Mise à jour février 2018. Le Waow, ce magnifique bateau de croisière-plongée qui sillonnait les eaux de l’archipel indonésien, et à bord duquel j’ai eu la chance d’embarquer en 2015, n’existe plus… 😢 Il a hélas brûlé et coulé, dans la baie de Cenderawasih, en Indonésie, dans la nuit du 31 janvier au 1er février 2018. Je vous renvoie sur le message publié sur leur page Facebook et sur leur site.
Noix de muscade
Mes camarades plongeurs et moi débarquons enfin le 30 octobre 2015 à Banda Neira, pour une excursion touristique. Au programme : visite du petit musée, de plantations de muscadiers et du fort Belgica…
Banda Neira, c’est à la fois le nom de l’île, du port et de la capitale administrative de l’archipel qui compte dix îles en tout (seulement six-sept sont habitées). C’est là que vivent près de la moitié des 14 000 habitants de l’archipel de Banda. C’est là que nous découvrons l’histoire coloniale sanglante des îles aux épices (girofle, cannelle, muscade), que se sont disputées Espagnols, Portugais, Anglais et Hollandais, aux XVIe et XVIIe siècles. À l’époque, l’archipel des Moluques était le seul endroit où poussait la précieuse noix de muscade.
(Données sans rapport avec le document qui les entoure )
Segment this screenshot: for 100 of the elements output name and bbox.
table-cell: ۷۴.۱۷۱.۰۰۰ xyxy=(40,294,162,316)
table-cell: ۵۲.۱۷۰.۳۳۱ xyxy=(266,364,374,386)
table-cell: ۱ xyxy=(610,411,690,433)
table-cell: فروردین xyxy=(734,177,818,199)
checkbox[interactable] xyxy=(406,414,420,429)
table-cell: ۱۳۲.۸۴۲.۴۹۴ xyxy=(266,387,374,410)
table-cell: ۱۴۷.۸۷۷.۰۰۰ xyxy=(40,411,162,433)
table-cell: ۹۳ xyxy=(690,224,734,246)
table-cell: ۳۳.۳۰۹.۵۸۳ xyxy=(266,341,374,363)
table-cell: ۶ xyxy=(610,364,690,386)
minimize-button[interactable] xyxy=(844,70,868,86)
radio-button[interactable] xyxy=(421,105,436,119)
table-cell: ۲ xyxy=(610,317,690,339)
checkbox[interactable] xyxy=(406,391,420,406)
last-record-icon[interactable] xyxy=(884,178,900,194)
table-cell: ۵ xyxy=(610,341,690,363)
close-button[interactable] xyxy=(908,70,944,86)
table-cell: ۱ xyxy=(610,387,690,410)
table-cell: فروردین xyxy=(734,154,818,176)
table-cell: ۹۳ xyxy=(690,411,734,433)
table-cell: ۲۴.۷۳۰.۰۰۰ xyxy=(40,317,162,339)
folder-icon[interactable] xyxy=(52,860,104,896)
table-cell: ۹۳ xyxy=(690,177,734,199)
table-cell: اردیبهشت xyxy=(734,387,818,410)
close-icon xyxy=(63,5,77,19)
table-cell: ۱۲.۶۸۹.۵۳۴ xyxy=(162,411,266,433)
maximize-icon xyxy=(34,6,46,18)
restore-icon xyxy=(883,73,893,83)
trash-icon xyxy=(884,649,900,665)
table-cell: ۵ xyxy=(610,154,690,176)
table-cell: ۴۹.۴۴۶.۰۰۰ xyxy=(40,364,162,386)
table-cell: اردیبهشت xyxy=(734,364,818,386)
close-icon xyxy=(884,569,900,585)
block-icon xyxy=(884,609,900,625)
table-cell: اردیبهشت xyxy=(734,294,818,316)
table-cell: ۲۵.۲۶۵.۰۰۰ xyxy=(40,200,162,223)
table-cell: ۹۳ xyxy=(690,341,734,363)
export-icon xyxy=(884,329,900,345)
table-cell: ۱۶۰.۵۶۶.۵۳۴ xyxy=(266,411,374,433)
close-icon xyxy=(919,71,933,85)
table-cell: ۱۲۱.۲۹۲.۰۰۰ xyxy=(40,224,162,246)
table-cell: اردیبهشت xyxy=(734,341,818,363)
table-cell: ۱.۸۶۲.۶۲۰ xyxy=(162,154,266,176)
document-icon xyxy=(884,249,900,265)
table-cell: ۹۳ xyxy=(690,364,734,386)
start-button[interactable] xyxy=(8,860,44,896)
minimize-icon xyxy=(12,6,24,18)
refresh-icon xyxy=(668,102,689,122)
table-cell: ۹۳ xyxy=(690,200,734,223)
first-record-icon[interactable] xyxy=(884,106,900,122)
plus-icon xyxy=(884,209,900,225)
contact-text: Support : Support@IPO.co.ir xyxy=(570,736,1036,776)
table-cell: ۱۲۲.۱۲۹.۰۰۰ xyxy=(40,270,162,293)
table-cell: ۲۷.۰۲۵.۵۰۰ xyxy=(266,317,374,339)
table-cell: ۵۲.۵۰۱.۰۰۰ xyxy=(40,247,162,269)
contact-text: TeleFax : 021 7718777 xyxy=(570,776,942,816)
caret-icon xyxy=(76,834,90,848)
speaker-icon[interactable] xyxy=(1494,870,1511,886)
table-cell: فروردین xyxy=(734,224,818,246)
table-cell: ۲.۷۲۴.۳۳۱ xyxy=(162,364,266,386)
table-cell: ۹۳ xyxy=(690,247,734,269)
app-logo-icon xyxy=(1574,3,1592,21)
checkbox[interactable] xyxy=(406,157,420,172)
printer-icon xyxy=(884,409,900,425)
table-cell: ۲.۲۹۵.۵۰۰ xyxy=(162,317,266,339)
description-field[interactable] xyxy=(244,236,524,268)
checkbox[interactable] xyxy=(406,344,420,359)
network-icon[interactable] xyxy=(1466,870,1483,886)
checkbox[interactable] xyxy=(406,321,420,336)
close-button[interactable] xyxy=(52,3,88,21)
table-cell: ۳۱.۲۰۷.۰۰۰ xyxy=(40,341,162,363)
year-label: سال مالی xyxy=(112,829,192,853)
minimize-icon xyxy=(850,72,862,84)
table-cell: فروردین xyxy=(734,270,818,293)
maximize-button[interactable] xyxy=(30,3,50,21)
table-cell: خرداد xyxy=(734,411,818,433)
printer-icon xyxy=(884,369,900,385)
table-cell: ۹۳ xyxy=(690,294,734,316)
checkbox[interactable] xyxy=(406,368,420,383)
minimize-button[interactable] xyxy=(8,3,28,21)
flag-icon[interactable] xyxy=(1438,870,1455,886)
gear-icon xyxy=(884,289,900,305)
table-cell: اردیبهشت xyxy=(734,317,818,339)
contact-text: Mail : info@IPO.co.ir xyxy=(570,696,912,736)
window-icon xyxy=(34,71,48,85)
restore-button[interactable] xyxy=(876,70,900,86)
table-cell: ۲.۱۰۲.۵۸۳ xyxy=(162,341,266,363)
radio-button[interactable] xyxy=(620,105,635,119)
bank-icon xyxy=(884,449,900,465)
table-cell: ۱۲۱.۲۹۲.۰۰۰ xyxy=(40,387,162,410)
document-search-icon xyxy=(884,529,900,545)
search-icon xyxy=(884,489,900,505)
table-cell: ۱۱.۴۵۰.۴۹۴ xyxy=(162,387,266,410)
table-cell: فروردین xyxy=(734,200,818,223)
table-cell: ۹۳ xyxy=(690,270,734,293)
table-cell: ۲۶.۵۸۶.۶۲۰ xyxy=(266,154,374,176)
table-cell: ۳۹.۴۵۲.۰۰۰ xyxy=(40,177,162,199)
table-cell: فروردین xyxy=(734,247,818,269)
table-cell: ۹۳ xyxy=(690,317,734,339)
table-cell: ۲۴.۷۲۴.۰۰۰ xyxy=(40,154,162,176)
Si précieuse, qu’elle valait son poids en or…
Banda Neira est aujourd’hui un gros bourg paisible, où l’on peut encore voir d’anciennes bâtisses coloniales hollandaises, édifiées à l’époque de la toute-puissance de la VOC, la Compagnie néerlandaise des Indes orientales.
Il y a plusieurs écoles, des bâtiments administratifs, une mosquée, des petits commerces, un centre de plongée, un minuscule aéroport, quelques guesthouses et hôtels…













Le fort et le volcan
Juste en face du fort Belgica, édifié au XVIIe siècle par les Hollandais sur les vestiges d’un fort portugais, s’élève le cône volcanique de l’île de Banda Api.
Les plus motivés de notre petit groupe grimpent au sommet des tours du fort. Échelle en ferraille pas rassurante et passage très étroit. Mais ça en vaut la peine. La vue est spectaculaire. Steffan, le vidéaste du Waow, profite de l’excursion pour sortir son drone !
Depuis plusieurs jours, au fil de la navigation du Waow, qui nous emmène d’un site de plongée à l’autre autour de l’archipel, nous avons pu admirer le volcan sous différents angles. Appelé gunung api , c’est-à-dire “montagne de feu” en indonésien, il culmine à environ 640m, dominant tout l’archipel.
La dernière éruption du volcan de Banda remonte à 1988. Le guide qui nous fait visiter le minuscule musée de Banda Neira, s’en souvient. “Mais tout le monde été évacué avant la principale éruption, explique-t-il. Il n’y a eu qu’un ou deux morts, des personnes âgées qui ne pouvaient pas ou ne voulait pas quitter leur maison.”
La lave s’est figée depuis. Deux immenses coulées noires balafrent de part et d’autre les flancs du cône volcanique jusqu’à la mer. Le jour de notre arrivée dans l’archipel, on a plongé sur un site nommé… Lava Flow. Au pied de l’une des coulées de lave !






Pulau Run et New York
Tous les enfants des écoles de Banda connaissent cette histoire… Le destin de New York est intimement lié à celui de la minuscule île de Run (prononcez “roune”), l’île la plus occidentale de l’archipel indonésien de Banda.
Colonisée d’abord par les Portugais vers 1512, Pulau Run (pulau signifie “île” en indonésien) est prise par les Anglais vers 1605 avec l’île voisine d’Ai. Ces derniers convoitent la précieuse noix de muscade dont je vous parlais plus haut, pour leur Compagnie anglaise des Indes orientales.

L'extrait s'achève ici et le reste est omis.